I wish I could stop there, but there’s other things that need to be addressed. For example, the mental institution representation. Completely non-believable. It’s very clear the author never did any research on this because actual mental hospitals have tight regulations, security that won’t quit, and nurses that have eyes like hawks. And when all else fails, most doors in mental hospitals only work with keycards or a physical key. It almost felt like author decided to create their own Arkham Asylum. The author also thought it was productive to include a whole bit about how “if you pretend” to get better then you’ll get out faster. This was a huge slap to the face of professionals who work in mental wards, mental institutions, and have made it their job to help those who struggle with mental health. It was literally like saying they’re not observant enough to notice when one of their clients isn’t actually improving or may be acting along. As I said, most people who make this their profession in life have eyes like hawks.

And there’s plenty other issues with this book. I’m not a big thriller or horror reader, but even I know that every cliche trope from those two genres have felt like they were thrown into this book. The plot holes still plague my mind and I still wish I had answers. We also get little scraps of Mormonism in this book and when you think we might see some insight to those religious beliefs or something, we get nothing. We also have a racist jab at Hispanics and a scene with a transphobic remark. Then there’s the fact that throughout this entire book all you feel is hatred.

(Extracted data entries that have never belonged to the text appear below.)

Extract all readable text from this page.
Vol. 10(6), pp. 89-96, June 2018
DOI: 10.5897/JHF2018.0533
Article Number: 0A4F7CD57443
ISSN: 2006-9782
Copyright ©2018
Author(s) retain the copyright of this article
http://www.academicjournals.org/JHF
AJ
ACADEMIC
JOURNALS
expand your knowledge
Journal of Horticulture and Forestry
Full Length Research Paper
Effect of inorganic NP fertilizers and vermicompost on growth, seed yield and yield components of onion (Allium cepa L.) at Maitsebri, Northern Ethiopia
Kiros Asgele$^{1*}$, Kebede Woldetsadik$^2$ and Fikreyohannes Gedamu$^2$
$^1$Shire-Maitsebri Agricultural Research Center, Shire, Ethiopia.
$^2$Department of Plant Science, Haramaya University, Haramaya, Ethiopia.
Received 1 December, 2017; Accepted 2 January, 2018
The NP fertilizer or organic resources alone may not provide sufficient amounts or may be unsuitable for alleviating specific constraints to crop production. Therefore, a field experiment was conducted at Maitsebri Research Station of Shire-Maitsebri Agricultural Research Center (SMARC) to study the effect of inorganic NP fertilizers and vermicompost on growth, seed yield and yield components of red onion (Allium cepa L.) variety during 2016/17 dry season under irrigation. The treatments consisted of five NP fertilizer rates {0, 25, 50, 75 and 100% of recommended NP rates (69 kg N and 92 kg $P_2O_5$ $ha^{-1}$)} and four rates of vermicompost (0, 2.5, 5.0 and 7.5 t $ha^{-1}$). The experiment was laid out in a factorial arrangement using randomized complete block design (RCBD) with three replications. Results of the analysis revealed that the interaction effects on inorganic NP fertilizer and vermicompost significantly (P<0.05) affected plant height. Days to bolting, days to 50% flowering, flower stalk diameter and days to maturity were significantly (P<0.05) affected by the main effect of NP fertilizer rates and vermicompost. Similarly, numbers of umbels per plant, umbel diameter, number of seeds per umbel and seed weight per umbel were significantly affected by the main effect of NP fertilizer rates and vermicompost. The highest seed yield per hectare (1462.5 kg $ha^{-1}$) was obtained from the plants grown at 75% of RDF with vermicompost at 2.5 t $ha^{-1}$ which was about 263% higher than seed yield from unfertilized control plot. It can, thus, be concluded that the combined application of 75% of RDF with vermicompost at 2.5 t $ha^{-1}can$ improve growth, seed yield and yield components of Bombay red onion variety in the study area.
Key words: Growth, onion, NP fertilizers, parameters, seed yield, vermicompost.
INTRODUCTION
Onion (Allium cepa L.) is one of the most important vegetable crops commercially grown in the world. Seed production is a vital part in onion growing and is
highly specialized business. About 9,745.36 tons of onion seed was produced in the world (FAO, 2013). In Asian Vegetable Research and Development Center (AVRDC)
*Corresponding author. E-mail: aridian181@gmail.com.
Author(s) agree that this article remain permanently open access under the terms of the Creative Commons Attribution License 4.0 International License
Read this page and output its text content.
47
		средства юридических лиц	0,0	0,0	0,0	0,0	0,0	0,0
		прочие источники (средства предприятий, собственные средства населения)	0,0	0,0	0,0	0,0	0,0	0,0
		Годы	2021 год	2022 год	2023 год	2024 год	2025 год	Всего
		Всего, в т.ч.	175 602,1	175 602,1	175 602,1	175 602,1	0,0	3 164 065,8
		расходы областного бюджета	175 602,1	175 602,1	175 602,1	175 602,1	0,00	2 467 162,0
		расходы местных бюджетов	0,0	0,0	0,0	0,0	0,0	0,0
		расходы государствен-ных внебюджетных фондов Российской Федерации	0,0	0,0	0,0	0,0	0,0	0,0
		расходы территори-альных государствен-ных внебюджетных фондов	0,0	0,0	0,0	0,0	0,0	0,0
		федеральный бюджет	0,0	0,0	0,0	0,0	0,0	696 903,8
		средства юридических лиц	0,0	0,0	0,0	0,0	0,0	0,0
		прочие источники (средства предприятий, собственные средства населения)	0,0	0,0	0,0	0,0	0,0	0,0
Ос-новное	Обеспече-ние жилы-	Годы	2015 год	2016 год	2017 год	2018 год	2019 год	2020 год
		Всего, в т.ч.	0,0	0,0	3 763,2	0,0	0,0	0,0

You feel hatred for the husband, for the other wives, for the ex, for the parents, for the coworkers, a little hatred towards the best friend, and even self-hatred from the main character. It was a never ending river of hatred. That amount of hatred this book has is enough to make someone sick.

Overall, I don’t want to waste more time talking about this book than what I already have. I understand why this book would appeal to mystery/thriller readers, but you need to understand that there’s no social awareness and that a lot of the content in this book is extremely harmful, problematic, and degrading. This book didn’t work for me, it wasn’t it, and I want to bleach the memory of this book from my mind.